Two 75-minute sessions with a half-hour between provided a real musical feast. The first all German, the second all French, there was never a dull moment as things kept rolling along with shortish numbers performed by constantly varying ensembles drawn from a 10 strong musical cast. In addition they had invited back older founding members to play alongside current and recent ones and the resulting mix of performing styles was fascinating to watch and hear.

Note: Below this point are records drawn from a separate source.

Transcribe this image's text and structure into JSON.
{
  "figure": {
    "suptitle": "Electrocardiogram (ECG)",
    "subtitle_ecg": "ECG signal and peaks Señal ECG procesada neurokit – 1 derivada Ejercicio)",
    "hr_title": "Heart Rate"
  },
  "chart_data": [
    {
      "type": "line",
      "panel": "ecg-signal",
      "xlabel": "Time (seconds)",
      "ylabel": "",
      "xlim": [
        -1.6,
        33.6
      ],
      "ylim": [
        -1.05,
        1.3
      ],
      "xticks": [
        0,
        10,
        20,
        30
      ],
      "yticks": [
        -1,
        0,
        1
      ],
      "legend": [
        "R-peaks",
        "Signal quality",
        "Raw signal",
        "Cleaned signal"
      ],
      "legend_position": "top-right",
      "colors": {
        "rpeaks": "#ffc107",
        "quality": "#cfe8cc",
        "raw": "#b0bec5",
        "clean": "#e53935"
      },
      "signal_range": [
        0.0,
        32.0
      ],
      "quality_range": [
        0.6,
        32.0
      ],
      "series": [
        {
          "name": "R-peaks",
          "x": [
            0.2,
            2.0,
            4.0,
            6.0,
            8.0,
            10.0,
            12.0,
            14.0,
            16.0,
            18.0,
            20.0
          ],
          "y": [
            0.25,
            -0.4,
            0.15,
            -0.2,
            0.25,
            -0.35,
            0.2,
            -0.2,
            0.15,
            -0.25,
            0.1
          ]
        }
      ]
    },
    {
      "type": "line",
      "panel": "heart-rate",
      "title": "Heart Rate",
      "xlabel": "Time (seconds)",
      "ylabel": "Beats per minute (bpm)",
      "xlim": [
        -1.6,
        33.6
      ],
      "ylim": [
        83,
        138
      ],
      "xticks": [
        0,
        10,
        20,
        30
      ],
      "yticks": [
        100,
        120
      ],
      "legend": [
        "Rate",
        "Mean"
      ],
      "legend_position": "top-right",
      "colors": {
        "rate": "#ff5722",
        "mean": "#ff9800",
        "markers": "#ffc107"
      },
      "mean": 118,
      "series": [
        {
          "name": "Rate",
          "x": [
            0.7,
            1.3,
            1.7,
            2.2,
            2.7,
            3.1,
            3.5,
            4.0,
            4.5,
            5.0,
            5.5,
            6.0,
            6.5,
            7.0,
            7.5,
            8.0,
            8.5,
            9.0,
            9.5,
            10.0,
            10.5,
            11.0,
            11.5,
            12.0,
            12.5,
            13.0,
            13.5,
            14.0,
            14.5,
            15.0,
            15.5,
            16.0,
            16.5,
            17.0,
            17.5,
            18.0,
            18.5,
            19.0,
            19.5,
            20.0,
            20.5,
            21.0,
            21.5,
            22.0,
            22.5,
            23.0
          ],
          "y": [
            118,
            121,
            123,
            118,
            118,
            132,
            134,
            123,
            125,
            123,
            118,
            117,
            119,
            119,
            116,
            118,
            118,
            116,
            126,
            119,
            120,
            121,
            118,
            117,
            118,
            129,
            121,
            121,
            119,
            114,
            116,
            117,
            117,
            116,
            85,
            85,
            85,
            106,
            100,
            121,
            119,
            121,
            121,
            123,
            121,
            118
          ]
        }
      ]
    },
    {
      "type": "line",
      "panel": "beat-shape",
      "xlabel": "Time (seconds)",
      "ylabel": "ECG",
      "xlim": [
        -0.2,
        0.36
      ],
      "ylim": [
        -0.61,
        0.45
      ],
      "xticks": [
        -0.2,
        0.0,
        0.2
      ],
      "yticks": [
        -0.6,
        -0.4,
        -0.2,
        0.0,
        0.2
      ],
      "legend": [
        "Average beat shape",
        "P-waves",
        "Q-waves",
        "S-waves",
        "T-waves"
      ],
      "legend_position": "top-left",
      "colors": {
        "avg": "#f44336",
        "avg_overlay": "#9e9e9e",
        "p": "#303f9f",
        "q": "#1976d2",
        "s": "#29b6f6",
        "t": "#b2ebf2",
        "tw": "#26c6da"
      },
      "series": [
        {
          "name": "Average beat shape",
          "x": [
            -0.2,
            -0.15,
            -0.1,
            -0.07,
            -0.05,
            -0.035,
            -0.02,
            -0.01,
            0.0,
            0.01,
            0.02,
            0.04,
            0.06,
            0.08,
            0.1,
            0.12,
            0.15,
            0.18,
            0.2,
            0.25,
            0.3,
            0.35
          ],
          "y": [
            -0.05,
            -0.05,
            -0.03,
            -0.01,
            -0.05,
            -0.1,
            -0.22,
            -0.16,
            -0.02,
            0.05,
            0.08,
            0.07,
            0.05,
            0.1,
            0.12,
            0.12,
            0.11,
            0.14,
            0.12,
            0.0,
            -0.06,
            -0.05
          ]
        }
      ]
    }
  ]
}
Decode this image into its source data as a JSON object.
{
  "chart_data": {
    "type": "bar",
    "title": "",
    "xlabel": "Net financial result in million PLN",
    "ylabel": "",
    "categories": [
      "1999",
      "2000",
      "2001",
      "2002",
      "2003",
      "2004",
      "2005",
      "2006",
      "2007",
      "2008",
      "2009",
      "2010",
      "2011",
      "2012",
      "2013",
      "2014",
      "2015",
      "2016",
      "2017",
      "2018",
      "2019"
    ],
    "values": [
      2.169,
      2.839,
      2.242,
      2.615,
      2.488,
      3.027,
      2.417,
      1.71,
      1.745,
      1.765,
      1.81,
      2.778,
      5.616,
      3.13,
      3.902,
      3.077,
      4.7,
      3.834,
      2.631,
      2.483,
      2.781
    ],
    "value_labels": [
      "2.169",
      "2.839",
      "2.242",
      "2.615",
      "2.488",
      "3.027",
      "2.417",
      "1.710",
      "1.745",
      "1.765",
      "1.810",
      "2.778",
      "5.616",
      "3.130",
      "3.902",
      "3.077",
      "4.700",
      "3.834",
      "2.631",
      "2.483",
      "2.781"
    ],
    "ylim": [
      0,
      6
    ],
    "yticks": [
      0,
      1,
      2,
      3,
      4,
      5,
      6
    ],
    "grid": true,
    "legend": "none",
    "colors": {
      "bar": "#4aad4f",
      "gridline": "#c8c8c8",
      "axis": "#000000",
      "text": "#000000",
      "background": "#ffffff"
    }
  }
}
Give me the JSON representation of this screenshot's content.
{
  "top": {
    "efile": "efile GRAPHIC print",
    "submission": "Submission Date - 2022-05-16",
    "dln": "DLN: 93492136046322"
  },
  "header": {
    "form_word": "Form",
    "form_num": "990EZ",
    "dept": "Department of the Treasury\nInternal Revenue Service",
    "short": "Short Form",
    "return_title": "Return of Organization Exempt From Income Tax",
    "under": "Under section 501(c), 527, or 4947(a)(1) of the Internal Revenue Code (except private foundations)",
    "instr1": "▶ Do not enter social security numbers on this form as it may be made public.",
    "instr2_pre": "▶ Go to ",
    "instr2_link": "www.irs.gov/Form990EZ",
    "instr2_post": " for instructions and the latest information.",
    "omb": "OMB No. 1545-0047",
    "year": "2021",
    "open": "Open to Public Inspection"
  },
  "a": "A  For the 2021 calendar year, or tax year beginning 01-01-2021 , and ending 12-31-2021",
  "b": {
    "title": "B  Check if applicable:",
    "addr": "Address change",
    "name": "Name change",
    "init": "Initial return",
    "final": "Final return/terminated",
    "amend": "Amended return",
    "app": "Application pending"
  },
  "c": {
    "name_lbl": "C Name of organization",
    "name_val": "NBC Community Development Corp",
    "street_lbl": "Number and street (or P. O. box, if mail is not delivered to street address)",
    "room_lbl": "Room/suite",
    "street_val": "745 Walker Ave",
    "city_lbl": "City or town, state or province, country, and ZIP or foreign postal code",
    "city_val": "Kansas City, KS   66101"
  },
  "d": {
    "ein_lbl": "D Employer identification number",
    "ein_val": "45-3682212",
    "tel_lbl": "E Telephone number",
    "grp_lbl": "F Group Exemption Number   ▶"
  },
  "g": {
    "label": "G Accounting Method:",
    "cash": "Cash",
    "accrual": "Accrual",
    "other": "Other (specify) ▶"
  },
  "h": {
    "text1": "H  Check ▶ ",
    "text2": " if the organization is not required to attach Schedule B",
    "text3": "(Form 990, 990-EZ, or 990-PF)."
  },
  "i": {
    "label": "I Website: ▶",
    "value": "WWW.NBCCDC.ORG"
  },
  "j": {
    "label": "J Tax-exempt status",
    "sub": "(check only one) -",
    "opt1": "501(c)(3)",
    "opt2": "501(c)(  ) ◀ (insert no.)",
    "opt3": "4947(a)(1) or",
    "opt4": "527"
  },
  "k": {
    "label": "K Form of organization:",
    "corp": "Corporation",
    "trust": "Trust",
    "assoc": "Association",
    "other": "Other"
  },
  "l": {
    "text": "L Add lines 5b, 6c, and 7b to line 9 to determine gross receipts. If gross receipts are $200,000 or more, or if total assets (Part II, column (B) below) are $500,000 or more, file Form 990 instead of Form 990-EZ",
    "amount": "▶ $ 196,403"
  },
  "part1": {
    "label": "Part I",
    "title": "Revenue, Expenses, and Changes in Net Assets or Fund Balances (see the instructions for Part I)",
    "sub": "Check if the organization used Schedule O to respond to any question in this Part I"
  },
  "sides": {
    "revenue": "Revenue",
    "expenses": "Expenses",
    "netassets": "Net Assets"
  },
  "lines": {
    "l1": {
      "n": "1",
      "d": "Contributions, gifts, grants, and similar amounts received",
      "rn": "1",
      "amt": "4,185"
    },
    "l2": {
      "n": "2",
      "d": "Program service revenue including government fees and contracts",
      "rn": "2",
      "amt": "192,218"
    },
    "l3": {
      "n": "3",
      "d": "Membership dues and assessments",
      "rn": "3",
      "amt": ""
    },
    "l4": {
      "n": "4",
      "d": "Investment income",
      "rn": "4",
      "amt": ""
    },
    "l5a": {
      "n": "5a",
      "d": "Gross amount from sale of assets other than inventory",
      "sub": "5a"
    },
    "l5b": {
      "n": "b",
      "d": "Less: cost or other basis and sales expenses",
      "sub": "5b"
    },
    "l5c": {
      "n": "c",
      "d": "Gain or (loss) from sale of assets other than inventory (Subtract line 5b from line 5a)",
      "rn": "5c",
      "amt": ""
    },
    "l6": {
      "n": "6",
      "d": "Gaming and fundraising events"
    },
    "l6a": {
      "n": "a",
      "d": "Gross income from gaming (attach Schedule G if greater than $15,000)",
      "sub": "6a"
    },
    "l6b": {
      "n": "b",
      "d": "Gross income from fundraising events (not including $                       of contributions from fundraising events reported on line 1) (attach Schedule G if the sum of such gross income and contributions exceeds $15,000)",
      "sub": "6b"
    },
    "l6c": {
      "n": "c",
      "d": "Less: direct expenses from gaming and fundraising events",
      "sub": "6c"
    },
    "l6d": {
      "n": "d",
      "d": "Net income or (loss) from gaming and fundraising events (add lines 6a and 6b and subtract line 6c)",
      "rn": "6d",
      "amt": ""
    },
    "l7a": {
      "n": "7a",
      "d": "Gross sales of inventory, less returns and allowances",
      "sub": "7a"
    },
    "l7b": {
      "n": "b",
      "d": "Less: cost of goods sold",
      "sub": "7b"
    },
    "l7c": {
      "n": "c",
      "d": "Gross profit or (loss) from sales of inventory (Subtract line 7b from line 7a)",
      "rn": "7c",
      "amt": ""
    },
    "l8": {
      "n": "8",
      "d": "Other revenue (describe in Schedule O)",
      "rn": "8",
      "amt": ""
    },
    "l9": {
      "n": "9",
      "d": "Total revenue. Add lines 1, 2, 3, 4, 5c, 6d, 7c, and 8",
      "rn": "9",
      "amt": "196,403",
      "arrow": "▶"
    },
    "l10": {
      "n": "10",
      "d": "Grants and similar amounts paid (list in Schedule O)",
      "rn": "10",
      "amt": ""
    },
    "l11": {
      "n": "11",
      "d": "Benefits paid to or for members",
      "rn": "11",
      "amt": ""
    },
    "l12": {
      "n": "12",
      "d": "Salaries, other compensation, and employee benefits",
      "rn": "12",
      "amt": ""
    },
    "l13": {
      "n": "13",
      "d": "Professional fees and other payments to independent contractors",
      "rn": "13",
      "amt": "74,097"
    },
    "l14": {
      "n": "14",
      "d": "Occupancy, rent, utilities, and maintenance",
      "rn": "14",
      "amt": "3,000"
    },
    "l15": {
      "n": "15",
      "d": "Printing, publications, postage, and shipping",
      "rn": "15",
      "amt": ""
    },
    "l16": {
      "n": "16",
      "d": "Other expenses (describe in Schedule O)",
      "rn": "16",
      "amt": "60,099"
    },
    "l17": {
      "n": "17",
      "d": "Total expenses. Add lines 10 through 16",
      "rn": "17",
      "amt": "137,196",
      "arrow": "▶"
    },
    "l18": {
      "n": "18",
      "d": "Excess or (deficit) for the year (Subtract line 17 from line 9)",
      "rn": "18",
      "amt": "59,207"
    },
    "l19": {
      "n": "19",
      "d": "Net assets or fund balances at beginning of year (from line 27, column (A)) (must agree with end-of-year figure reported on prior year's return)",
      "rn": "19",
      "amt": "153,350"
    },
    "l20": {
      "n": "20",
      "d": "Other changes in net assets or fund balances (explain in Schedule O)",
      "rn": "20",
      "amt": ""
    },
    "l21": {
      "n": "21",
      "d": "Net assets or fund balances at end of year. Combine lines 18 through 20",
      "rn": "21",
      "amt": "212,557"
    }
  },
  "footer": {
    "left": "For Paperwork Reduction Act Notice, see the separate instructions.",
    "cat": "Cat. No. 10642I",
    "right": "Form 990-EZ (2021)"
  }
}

Among the younger artists, tenor Robert Macfarlane and violinist Simone Slattery proved standout hits in all they played. Macfarlane’s tour de force, three recitatives and airs from Rameau’s cantata L’Impatience, not only overwhelmed with their brilliance but also demanded total audience attention through almost mesmeric characterisation. You didn’t need to speak French to be in the know.

Slattery too commands the stage and many moments from Muffat’s Armonico Tributo to Rebel’s Tombeau de Monsieur de Lully remain memorable for her warmth, energy and sheer brio.

Founding luminaries made their mark too. Among them Lynton Rivers proved no slouch and very persuasive in Couperin’s oh-so- French Neuvième Concert and Anne Whelan’s wonderfully poised Prélude from D’Anglebert’s Deuxième Suite was a gem.

— Rodney Smith, The Advertiser

Rarities a Hallmark of Adelaide Baroque’s Repertoire

24 April 2017, UKARIA Cultural Centre

Back in the 1970s and ’80s, Adelaide was Australia’s epicentre of early music research and performance, the latter due in no small part to the outstanding ensemble Adelaide Baroque. Now in its 40th year, that proud tradition continues unabated.

​A hallmark of their programming over the years has been to include rarities alongside better known fare and the concert at Ukaria was no exception, with Bach and Telemann sharing the bill with Couperin and Lully and the splendidly-named D’Anglebert. Soprano and tenor duo Kate and Robert McFarlane were very welcome in the program. Both have spent the past few years honing their craft in Europe, and have developed a sophisticated affinity with baroque performance practice, as they amply demonstrated in Telemann’s Epiphany cantata Heir ist mein Herz, geliebster Jesu and an extract from Lully’s opera Armide. The instrumentalists were uniformly excellent.

It was a special delight to hear Anne Whelan at the harpsichord, especially in her solo accounts of a small Couperin set and D’Anglebert’s immensely demanding music, not for the notes, for few are written, but because the success of the piece is entirely down to the performer’s skillful interpretation. The packed house all clearly wished that the closing instrumental section, variations on a simple descending bass, would never end. But it did, and was greeted with thunderous applause.